Pomagali naszym żołnierzom, będą mogli żyć w Polsce
Współpracownicy naszych żołnierzy w Iraku, którzy zdecydują się na stały pobyt w Polsce, najprawdopodobniej będą mogli u nas pozostać; jeśli zechcą będą też mogli wrócić do
Iraku lub wyjechać do innego kraju - powiedział podsekretarz stanu w MON, Stanisław Komorowski.
10.10.2008 | aktual.: 10.10.2008 18:44
Do Polski w ramach rządowego programu ochrony mają wkrótce przylecieć z Iraku współpracownicy polskiego kontyngentu wojskowego. Chodzi m.in. o tłumaczy.
Komorowski podkreślił, że zasady pomocy zostały jasno określone. Obywatele iraccy, którzy znajdą się na terytorium Polski będą obywatelami irackimi. Jeśli zdecydują się w przyszłości na stały pobyt w Polsce, to będzie to im najprawdopodobniej umożliwione - mówił Komorowski.
Natomiast jeśli w przyszłości zdecydują się pojechać do innego kraju, wrócić do Iraku lub jakiegokolwiek innego kraju sąsiedniego, to będzie ich wybór. Polska jest demokratycznym krajem, nikogo na siłę nie będzie trzymać - dodał Komorowski.
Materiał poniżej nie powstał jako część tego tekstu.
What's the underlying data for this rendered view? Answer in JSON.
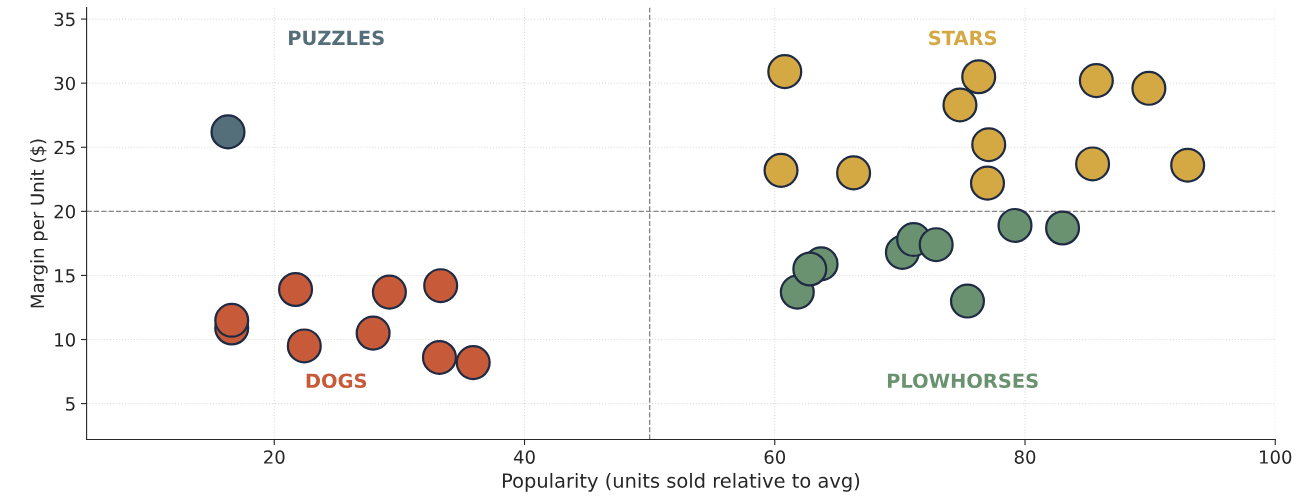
{
  "chart_data": {
    "type": "scatter",
    "xlabel": "Popularity (units sold relative to avg)",
    "ylabel": "Margin per Unit ($)",
    "xlim": [
      5,
      100
    ],
    "ylim": [
      2.2,
      35.9
    ],
    "xticks": [
      20,
      40,
      60,
      80,
      100
    ],
    "yticks": [
      5,
      10,
      15,
      20,
      25,
      30,
      35
    ],
    "grid": true,
    "legend": false,
    "marker": "circle",
    "series": [
      {
        "color": "#546e7a",
        "x": [
          16.3
        ],
        "values": [
          26.2
        ]
      },
      {
        "color": "#d4a843",
        "x": [
          60.8,
          60.5,
          66.3,
          74.8,
          76.3,
          77.1,
          77.0,
          85.7,
          85.4,
          89.9,
          93.0
        ],
        "values": [
          30.9,
          23.2,
          23.0,
          28.3,
          30.5,
          25.2,
          22.2,
          30.2,
          23.7,
          29.6,
          23.6
        ]
      },
      {
        "color": "#c75b39",
        "x": [
          16.6,
          16.6,
          21.7,
          22.4,
          29.2,
          27.9,
          33.3,
          33.2,
          35.9
        ],
        "values": [
          10.9,
          11.5,
          13.9,
          9.5,
          13.7,
          10.5,
          14.2,
          8.6,
          8.2
        ]
      },
      {
        "color": "#6a9270",
        "x": [
          61.8,
          63.7,
          62.8,
          70.2,
          71.1,
          72.9,
          75.4,
          79.2,
          83.0
        ],
        "values": [
          13.7,
          15.9,
          15.5,
          16.8,
          17.8,
          17.4,
          13.0,
          18.9,
          18.7
        ]
      }
    ],
    "ref_lines": [
      {
        "axis": "x",
        "value": 50,
        "color": "#888888",
        "line_style": "dashed"
      },
      {
        "axis": "y",
        "value": 20,
        "color": "#888888",
        "line_style": "dashed"
      }
    ],
    "annotations": [
      "PUZZLES",
      "STARS",
      "DOGS",
      "PLOWHORSES"
    ]
  }
}
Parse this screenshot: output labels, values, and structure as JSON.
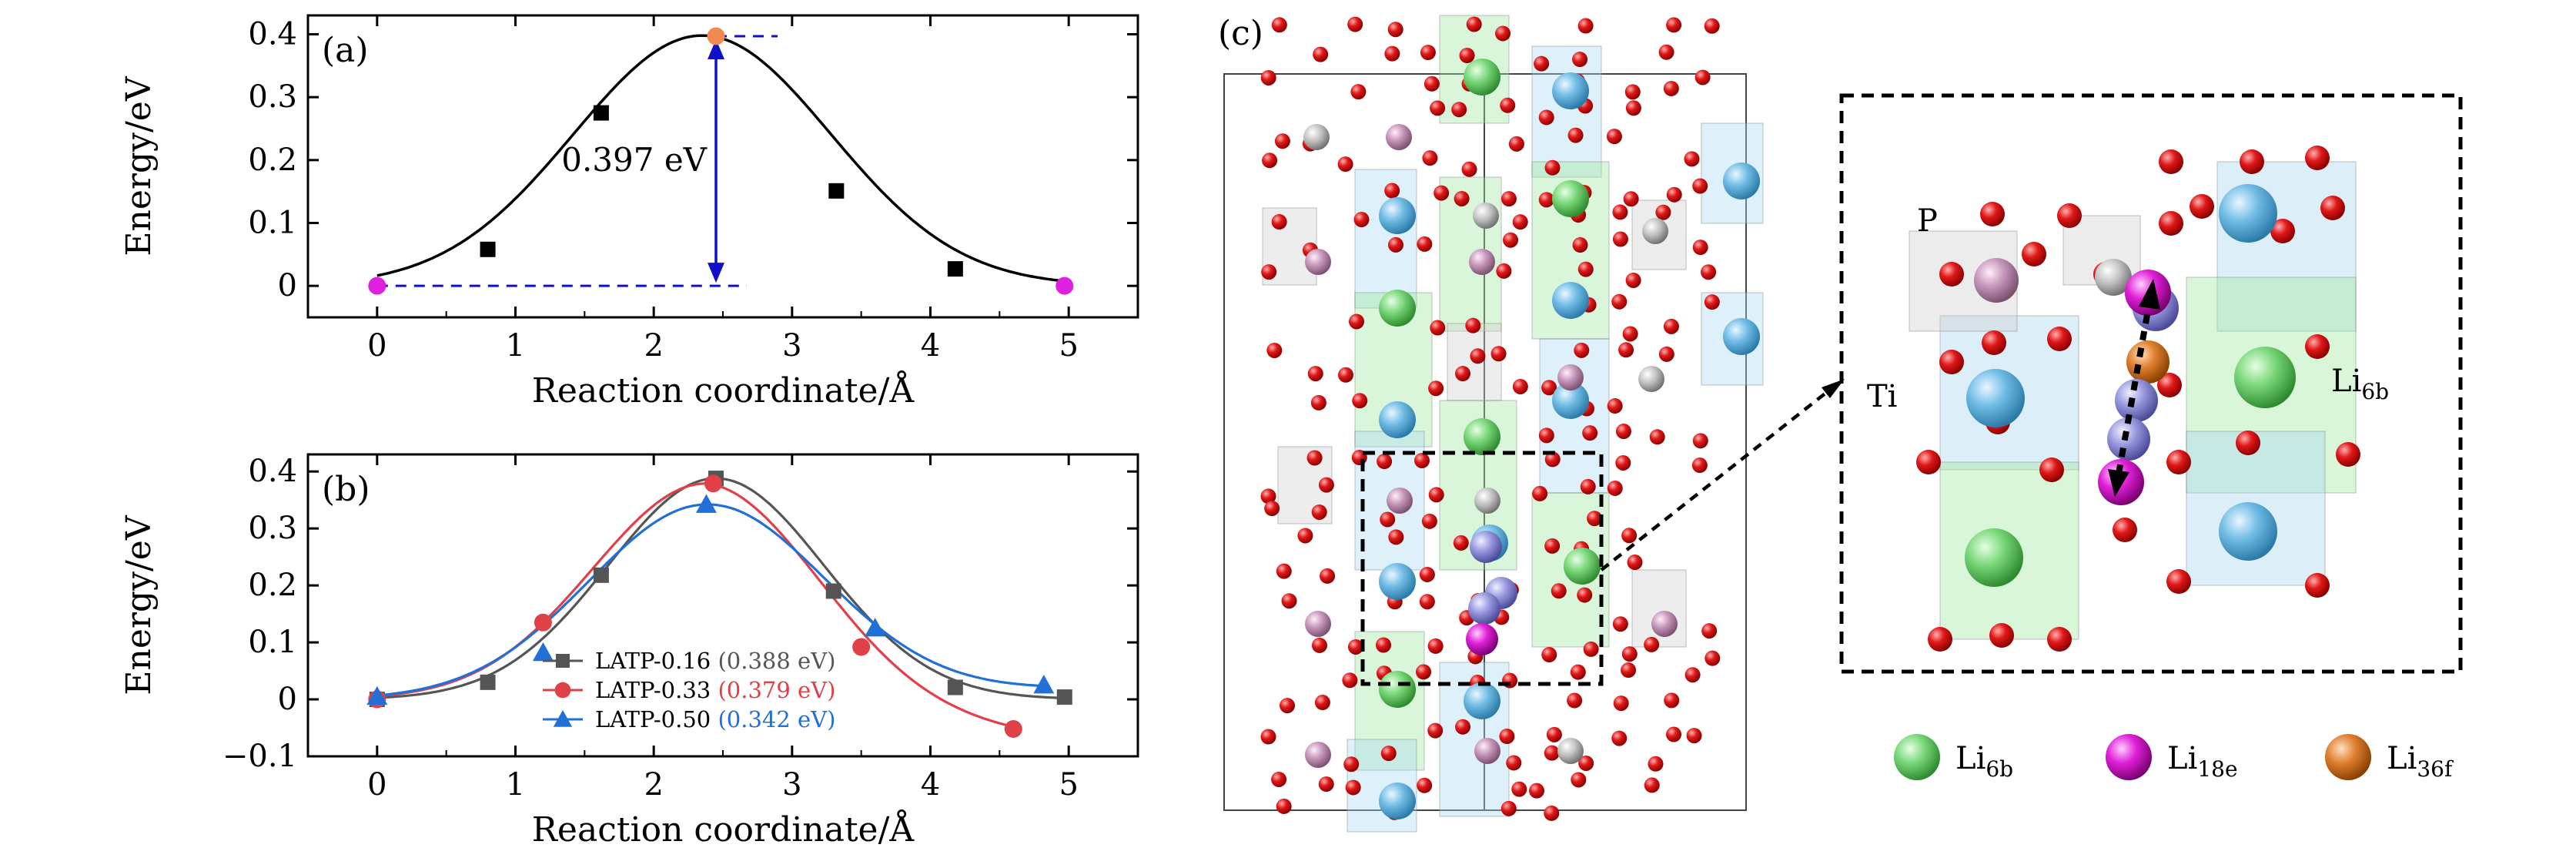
{
  "figure": {
    "panel_c_label": "(c)",
    "structure_labels": {
      "p": "P",
      "ti": "Ti",
      "li6b": "Li",
      "li6b_sub": "6b"
    },
    "atom_legend": [
      {
        "base": "Li",
        "sub": "6b",
        "color": "#6ad06a",
        "icon": "green-sphere"
      },
      {
        "base": "Li",
        "sub": "18e",
        "color": "#e020d8",
        "icon": "magenta-sphere"
      },
      {
        "base": "Li",
        "sub": "36f",
        "color": "#e08030",
        "icon": "orange-sphere"
      }
    ]
  },
  "chart_data": [
    {
      "type": "line",
      "panel_label": "(a)",
      "xlabel": "Reaction coordinate/Å",
      "ylabel": "Energy/eV",
      "xlim": [
        -0.5,
        5.5
      ],
      "ylim": [
        -0.05,
        0.43
      ],
      "xticks": [
        0,
        1,
        2,
        3,
        4,
        5
      ],
      "yticks": [
        0,
        0.1,
        0.2,
        0.3,
        0.4
      ],
      "ytick_labels": [
        "0",
        "0.1",
        "0.2",
        "0.3",
        "0.4"
      ],
      "grid": false,
      "series": [
        {
          "color": "#000000",
          "curve": {
            "amplitude": 0.398,
            "center": 2.35,
            "sigma": 0.93
          },
          "points": [
            {
              "x": 0,
              "y": 0,
              "marker": "circle",
              "color": "#e020e0"
            },
            {
              "x": 0.8,
              "y": 0.058,
              "marker": "square",
              "color": "#000000"
            },
            {
              "x": 1.62,
              "y": 0.275,
              "marker": "square",
              "color": "#000000"
            },
            {
              "x": 2.45,
              "y": 0.397,
              "marker": "circle",
              "color": "#f08a50"
            },
            {
              "x": 3.32,
              "y": 0.151,
              "marker": "square",
              "color": "#000000"
            },
            {
              "x": 4.18,
              "y": 0.027,
              "marker": "square",
              "color": "#000000"
            },
            {
              "x": 4.97,
              "y": 0,
              "marker": "circle",
              "color": "#e020e0"
            }
          ]
        }
      ],
      "annotation": {
        "text": "0.397 eV",
        "x": 2.45,
        "y_low": 0,
        "y_high": 0.397,
        "color": "#1010c8"
      }
    },
    {
      "type": "line",
      "panel_label": "(b)",
      "xlabel": "Reaction coordinate/Å",
      "ylabel": "Energy/eV",
      "xlim": [
        -0.5,
        5.5
      ],
      "ylim": [
        -0.1,
        0.43
      ],
      "xticks": [
        0,
        1,
        2,
        3,
        4,
        5
      ],
      "yticks": [
        -0.1,
        0,
        0.1,
        0.2,
        0.3,
        0.4
      ],
      "ytick_labels": [
        "−0.1",
        "0",
        "0.1",
        "0.2",
        "0.3",
        "0.4"
      ],
      "grid": false,
      "legend_position": "bottom-center",
      "series": [
        {
          "name": "LATP-0.16",
          "barrier": "(0.388 eV)",
          "color": "#555555",
          "marker": "square",
          "curve": {
            "amplitude": 0.388,
            "center": 2.45,
            "sigma": 0.78,
            "baseline": 0,
            "tail": 0
          },
          "points": [
            {
              "x": 0,
              "y": 0
            },
            {
              "x": 0.8,
              "y": 0.03
            },
            {
              "x": 1.62,
              "y": 0.218
            },
            {
              "x": 2.45,
              "y": 0.388
            },
            {
              "x": 3.3,
              "y": 0.19
            },
            {
              "x": 4.18,
              "y": 0.021
            },
            {
              "x": 4.97,
              "y": 0.004
            }
          ]
        },
        {
          "name": "LATP-0.33",
          "barrier": "(0.379 eV)",
          "color": "#e04048",
          "marker": "circle",
          "curve": {
            "amplitude": 0.379,
            "center": 2.38,
            "sigma": 0.82,
            "baseline": 0,
            "tail": -0.058
          },
          "points": [
            {
              "x": 0,
              "y": 0
            },
            {
              "x": 1.2,
              "y": 0.135
            },
            {
              "x": 2.43,
              "y": 0.379
            },
            {
              "x": 3.5,
              "y": 0.092
            },
            {
              "x": 4.6,
              "y": -0.052
            }
          ]
        },
        {
          "name": "LATP-0.50",
          "barrier": "(0.342 eV)",
          "color": "#2070d8",
          "marker": "triangle",
          "curve": {
            "amplitude": 0.342,
            "center": 2.38,
            "sigma": 0.85,
            "baseline": 0,
            "tail": 0.018
          },
          "points": [
            {
              "x": 0,
              "y": 0.005
            },
            {
              "x": 1.2,
              "y": 0.082
            },
            {
              "x": 2.38,
              "y": 0.342
            },
            {
              "x": 3.6,
              "y": 0.125
            },
            {
              "x": 4.82,
              "y": 0.025
            }
          ]
        }
      ]
    }
  ]
}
Szef MON Bogdan Klich nie chciał mówić o szczegółach operacji transportu z Iraku do Polski współpracowników naszego kontyngentu wojskowego. Zapowiedział, że komunikat w tej sprawie zostanie wydany, kiedy osoby te znajdą się już w naszym kraju.
Są to działania niejawne - zaznaczył Klich i zaapelował, by z tej sprawy nie robić sensacji, bo jak podkreślił nie jest to operacja służb, ale operacja realizowana zgodnie ze strategią przyjętą przez Radę Ministrów.
Zależy nam na tym, żeby te osoby, które zostały zakwalifikowane do skorzystania z pomocy, która zakłada możliwość osiedlenia się na ziemi polskiej albo czasowego pobytu na ziemi polskiej, żeby tu dotarły i mogły z tej formy pomocy skorzystać - powiedział Klich.
W sierpniu Rada Ministrów przyjęła propozycję złożoną przez MON dotyczącą systemu ochrony tych wszystkich, którzy współpracują z polskimi kontyngentami wojskowymi i policyjnymi. MON podawało wtedy, że pomoc w przypadku misji irackiej dotyczyłaby ok. 200 osób; w tej liczbie są już rodziny współpracujących z naszymi żołnierzami Irakijczyków.
O zapewnienie bezpieczeństwa irackim tłumaczom po wycofaniu polskiego kontyngentu apelował do szefa MON w grudniu ubiegłego roku Rzecznik Praw Obywatelskich. Zwracał uwagę, że pozostawienie tych osób w Iraku, bez możliwości zapewnienia im bezpieczeństwa, jest równoznaczne z wydaniem na nich wyroku śmierci. Praktyka "opieki" nad współpracownikami wojsk po zakończeniu misji jest powszechnie stosowana m.in. przez Danię i Australię.